Sunday, August 15, 2010

August 7, 2010
Azzun, Palestine

We sit in the living room sipping cold drinks with a Palestinian family while above our heads we hear the boots of Israeli soldiers walking back and forth on the roof of their house. The four or five soldiers had come to their front door at 4:30am. Entering the home the soldiers went up to the second floor and then to the roof where they set up a make shift tent, raised an Israeli flag and settled in.
It is now 2pm, the heat outside is over 100 degrees. The family has had little sleep since the arrival of the soldiers. As we sit together, a young child finally falls asleep in her mother’s arms, absolutely limp with exhaustion. With only a fan to moderate the stifling heat, three generations of the family sit in quiet conversation with us: three young teenage boys, a sister in law with the sleeping child, Massad, the father and owner of the house, two young daughters about 5 and 8 and Massad’s wife. The Junior High age boys act as our hosts, then sit quietly together. However, as the story of the soldiers’ presence unfolds, the glances between the boys suggest a sense of adventure. Like most young teens, who have not yet developed a sense of caution, they seem not to be intimidated by the soldiers. The sister in law is focused on caring for her children and showing strength in a situation of hopelessness. The Massad’s wife presents a stoic understanding of her family’s plight, quietly nursing concern and pain for them. Massad hides his feelings behind an attention to directing the hosting of his guests, orchestrating a constant supply of water and soft drinks. However, in unguarded moments his despair seeps through. He is the head of the family and he can do nothing to make the soldiers go away.
The soldiers’ foot steps above us invade our conversation. I ask Massad, “What have the soldiers told you?” the mother with the sleeping child interprets for Massad who is insecure about speaking English. He answers, “The soldiers said, ‘Your son was taken yesterday afternoon. He is accused of throwing rocks at soldiers. We will be staying here for 24 hours.’” She then adds her interpretation of the soldier’s answer, “They come when they want to and will leave when they want to. There is nothing we can do but wait for them to leave.”
The family does not know where their fifteen year old boy is being held. After four days they may be told where his is but they will not be permitted to visit him. Only after he has been to court and a decision has been rendered will they be able to see him. This may take a month or more. He faces a fine of $300 to $500 and several months in prison. Or he may be released after questioning. The unknown is hard to bear.
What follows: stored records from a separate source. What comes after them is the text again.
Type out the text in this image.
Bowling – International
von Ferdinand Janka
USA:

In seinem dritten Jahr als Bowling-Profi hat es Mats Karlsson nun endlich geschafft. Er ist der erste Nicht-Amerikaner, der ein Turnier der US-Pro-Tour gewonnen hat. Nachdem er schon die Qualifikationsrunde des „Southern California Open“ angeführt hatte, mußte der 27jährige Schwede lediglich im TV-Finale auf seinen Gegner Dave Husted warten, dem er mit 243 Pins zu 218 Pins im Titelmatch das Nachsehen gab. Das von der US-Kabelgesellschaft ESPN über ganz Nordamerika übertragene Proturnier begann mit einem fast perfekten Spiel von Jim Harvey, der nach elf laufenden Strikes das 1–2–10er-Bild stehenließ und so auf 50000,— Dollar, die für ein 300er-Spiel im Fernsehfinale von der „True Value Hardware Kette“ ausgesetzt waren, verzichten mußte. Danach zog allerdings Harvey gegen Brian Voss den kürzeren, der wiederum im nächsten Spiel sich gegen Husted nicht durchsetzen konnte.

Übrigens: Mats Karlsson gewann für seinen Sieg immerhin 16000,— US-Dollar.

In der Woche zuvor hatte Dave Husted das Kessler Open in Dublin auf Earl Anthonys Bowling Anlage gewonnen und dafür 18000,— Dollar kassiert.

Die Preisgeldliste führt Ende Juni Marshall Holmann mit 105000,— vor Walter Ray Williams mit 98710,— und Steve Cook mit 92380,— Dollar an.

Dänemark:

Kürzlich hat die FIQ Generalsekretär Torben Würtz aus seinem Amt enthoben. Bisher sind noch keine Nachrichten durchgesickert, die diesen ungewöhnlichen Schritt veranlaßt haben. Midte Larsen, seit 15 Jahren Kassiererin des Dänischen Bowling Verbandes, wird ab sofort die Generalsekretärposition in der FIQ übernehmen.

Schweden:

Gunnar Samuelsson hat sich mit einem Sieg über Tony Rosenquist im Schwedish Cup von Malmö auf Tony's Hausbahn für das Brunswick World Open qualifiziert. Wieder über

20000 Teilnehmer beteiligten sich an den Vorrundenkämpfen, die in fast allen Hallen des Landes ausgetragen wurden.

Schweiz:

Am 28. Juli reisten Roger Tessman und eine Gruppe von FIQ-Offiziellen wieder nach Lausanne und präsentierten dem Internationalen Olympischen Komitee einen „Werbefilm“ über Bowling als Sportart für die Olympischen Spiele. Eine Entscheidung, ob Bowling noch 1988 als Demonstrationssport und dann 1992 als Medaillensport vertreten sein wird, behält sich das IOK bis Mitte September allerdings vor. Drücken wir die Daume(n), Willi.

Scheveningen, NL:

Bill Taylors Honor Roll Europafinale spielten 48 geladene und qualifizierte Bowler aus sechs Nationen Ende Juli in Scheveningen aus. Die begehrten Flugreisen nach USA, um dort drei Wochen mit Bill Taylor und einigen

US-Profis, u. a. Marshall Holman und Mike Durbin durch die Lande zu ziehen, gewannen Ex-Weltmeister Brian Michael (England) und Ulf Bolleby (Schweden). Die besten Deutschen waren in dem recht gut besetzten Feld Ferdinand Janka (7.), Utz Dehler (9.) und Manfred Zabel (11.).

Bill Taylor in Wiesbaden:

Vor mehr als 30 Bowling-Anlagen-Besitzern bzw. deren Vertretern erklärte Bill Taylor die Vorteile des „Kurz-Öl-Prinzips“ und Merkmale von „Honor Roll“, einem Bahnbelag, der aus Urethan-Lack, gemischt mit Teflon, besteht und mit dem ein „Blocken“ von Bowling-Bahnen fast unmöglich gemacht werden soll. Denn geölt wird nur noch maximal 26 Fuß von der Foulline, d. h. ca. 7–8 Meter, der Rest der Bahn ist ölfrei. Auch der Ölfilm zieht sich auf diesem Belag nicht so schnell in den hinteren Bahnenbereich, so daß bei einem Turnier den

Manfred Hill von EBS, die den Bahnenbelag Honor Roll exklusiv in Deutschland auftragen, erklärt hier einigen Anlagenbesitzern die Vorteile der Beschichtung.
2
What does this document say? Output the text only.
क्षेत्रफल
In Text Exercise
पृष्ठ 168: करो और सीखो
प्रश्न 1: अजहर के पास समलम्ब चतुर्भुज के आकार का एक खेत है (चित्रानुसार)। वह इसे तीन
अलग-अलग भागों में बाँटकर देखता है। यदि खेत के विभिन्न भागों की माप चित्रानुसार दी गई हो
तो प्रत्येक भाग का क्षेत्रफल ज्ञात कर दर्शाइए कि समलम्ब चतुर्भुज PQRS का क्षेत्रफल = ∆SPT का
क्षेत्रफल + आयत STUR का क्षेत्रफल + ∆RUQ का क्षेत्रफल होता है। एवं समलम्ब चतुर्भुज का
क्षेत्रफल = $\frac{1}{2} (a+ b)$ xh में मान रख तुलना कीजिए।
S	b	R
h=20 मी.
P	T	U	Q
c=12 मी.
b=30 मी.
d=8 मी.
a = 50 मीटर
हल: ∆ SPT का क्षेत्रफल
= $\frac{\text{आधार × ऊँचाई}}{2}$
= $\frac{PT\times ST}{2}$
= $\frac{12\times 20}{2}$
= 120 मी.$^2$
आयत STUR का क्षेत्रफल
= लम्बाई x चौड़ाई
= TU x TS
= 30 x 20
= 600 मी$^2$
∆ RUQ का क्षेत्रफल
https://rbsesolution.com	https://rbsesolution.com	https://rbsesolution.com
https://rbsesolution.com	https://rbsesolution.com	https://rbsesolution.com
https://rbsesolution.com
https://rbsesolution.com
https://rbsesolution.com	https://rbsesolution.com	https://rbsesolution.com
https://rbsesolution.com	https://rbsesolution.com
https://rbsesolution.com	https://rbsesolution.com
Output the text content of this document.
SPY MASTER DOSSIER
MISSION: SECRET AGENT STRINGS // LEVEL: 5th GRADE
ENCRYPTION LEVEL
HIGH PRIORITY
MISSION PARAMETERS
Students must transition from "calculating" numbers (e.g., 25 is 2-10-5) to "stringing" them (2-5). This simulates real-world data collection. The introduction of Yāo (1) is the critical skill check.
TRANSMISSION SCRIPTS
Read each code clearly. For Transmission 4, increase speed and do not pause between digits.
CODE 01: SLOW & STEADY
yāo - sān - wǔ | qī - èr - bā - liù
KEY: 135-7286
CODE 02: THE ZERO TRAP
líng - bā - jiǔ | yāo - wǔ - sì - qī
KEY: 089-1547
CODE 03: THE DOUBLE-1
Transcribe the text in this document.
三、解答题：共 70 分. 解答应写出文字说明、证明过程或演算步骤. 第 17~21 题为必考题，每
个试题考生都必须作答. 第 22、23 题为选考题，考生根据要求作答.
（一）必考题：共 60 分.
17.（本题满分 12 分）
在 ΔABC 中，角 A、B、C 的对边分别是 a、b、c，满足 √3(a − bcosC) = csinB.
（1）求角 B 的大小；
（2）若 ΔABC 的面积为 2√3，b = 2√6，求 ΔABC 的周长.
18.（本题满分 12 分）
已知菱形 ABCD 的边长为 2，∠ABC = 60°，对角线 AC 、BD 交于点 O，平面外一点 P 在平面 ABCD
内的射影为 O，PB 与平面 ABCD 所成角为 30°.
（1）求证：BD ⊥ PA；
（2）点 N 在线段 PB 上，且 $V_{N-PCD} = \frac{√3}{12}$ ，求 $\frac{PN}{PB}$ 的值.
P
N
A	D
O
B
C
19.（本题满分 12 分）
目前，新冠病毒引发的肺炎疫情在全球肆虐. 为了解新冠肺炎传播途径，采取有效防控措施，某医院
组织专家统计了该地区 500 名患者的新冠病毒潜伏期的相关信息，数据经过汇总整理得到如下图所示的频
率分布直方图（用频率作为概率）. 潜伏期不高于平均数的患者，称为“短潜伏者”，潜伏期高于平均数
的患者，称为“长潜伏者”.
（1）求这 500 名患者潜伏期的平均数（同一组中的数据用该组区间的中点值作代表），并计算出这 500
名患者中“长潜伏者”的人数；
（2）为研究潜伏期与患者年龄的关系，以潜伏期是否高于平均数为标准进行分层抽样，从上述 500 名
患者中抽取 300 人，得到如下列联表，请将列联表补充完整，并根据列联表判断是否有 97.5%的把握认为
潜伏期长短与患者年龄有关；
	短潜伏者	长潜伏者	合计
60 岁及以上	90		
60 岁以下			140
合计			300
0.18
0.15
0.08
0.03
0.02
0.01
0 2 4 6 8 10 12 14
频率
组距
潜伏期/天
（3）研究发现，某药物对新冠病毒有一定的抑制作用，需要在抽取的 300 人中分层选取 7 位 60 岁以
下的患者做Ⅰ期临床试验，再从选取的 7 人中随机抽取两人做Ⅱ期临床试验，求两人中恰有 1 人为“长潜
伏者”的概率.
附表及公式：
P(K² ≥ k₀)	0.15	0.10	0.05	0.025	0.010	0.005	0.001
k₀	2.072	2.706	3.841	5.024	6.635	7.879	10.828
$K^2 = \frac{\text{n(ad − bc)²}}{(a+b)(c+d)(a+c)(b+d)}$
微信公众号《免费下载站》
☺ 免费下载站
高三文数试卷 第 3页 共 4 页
Azzun is a Palestinian village of 3000 people about six miles west of Qalqillya and the green line established in 1967 between Israeli and the Palestinian territory. Less than a mile east there is a separation barrier between it and an Israeli settlement in the Palestinian territory. There is a separation barrier two miles south west with plans to build it south of Azzun to connect with the settlement barrier. These barriers extend as much as seven or eight miles from the green line into Palestinian territory. The village is governed by the Palestinian authority, but the Israeli military does not answer to its authority. The Israeli army believes it does not need to explain its present or its activity in the village of Azzun. The most it will say is that their actions are for “security” reasons.
More than ninety teens from Azzun are in Israeli prisons at this time. The Israeli army moves through the town frequently, often late at night, to arrest someone or to serve notices to appear before the Israeli authorities. This activity has become so common that the many people no longer notice the army’s presence or pay attention to actions like the invasion of two different homes in the past twenty four hours. People seek to just go about life as usual. When we asked people what was happening with the soldiers, only a small group of teenagers could tell us.
When we stand to leave their home, we feel as helpless as the family. We can only promise to tell their story as we have experienced it. The young woman who has been translating replies, “it is important for you to do that. We speak only the Arabic language that few others know or understand. You speak English which is understood around the world. Through you people will learn about us. Thank you for being here. We thank you for telling others.”
As we walk down the street to catch transportation back to Jayyous, we turn and look at the house once more. We see the Israeli flag flying from the roof of the Palestinian family’s home in Palestinian territory. The oppressive heat muffles the whisper of the hot wind lifting the flag, “how many different flags have flown in this land over the past 3000 years? When will the land discover the way of Peace?”